“Yes, except my maid, Rachel Brand; you remember her?—I am quite alone.”

“And how—how is it so?” he was going to ask, but stopped. “No,” he went on, “I will not presume on our old friendship to ask questions you may not care to answer; only tell me, Eugenia, can I be of any service to you?”

“None, thank you,” she answered sadly. “No one can help me. Even Sydney no longer feels with me—that is why I am here alone.”

“Your doubting Sydney makes me doubt if things are so bad as they seem to you,” he said, with a little smile.

“Don’t doubt it,” she said quickly. “They could not be worse, Gerald,” she added, after a little pause. “You have known a good deal about me—more perhaps almost than any one else. I will tell you the worst sting of my misery—I have come to know that my husband does not care for me—that he never has done so—that never a woman made a more fatal mistake than I when I married.”

Mr Thurston started violently; a sort of spasm of pain contracted his forehead—pain of the past, not of the present, so far as he himself was concerned.

“Eugenia,” he said, gravely, “from you, these are terrible words.”

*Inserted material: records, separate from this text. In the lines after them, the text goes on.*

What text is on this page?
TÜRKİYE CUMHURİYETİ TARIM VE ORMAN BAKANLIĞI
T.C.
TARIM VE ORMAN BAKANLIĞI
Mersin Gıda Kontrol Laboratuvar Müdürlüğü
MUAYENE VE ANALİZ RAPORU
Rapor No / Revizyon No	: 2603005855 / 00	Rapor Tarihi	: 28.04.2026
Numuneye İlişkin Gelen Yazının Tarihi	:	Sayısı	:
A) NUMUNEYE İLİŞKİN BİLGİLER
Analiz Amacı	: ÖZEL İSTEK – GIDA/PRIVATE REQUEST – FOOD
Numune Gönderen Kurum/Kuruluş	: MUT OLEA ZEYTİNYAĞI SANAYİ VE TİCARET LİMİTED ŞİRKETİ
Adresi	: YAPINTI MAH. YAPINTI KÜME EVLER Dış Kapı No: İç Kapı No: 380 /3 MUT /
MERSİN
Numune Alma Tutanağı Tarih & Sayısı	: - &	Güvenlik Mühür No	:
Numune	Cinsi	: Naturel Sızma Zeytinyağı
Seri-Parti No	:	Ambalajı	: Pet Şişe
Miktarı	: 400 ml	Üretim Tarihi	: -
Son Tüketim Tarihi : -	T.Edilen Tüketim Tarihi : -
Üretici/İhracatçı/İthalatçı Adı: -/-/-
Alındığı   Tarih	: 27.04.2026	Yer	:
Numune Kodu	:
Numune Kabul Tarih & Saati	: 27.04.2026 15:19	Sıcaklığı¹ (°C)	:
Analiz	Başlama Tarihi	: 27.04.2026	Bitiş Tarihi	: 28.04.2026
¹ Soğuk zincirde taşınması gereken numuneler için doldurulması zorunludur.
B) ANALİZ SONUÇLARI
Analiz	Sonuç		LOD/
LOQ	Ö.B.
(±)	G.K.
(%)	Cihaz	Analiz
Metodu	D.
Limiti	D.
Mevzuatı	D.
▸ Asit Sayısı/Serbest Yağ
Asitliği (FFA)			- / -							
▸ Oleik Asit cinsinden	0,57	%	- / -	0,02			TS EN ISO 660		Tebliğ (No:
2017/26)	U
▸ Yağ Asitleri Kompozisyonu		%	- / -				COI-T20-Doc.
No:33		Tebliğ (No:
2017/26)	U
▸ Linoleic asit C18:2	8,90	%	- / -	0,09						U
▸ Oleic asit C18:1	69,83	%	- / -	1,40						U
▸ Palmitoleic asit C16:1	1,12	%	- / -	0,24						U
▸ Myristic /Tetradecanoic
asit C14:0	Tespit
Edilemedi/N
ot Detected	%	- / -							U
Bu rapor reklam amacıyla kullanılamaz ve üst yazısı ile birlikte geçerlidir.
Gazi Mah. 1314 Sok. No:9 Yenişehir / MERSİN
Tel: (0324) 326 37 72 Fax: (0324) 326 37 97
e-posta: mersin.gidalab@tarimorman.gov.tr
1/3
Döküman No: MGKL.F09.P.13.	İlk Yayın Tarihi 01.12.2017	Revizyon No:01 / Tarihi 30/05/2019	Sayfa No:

“I know they are,” she said bitterly, “but I believe they are true. I married under a double delusion. But I believe I could have endured the one great disappointment of finding how I had overestimated my—my—never mind. I say, I think I could have learnt to bear my many disappointments, and make the best of my materials, had my other belief, my sheet anchor, not failed me as it has done. By the light of what I now know, I can see that for some time its hold has been growing feeble and uncertain on me, and in consequence my strength has decreased, my good resolutions have faded, till now I have nothing to hold to. I hardly care where I drift—what does it matter?”

“What does it matter?” broke out Gerald, indignantly. “Eugenia, do you know what you are saying? Oh, you foolish, presumptuous child! Does duty depend on inclination, do obligations cease to bind us when they become difficult or painful? Allowing that you have been deceived, allowing that you have found your life essentially other than you expected, does that set you free from responsibility? The world is bad enough already, but what it would be if we all regulated our conduct by your principles, I should shudder to think. And the cowardliness of it too! Eugenia, I thought you a woman incapable of thus deserting your post!”

The colour had mounted to Eugenia’s pale face, but the tears had ceased to flow. “You are very hard, Gerald,” she said at last. “You cannot possibly estimate my position correctly. I left my husband because I felt I should grow worse if I stayed, grow worse myself, and make him grow so too. For my belief in him once shattered, no link remained between us, no common ground on which we could meet. What could be the end of such a life?”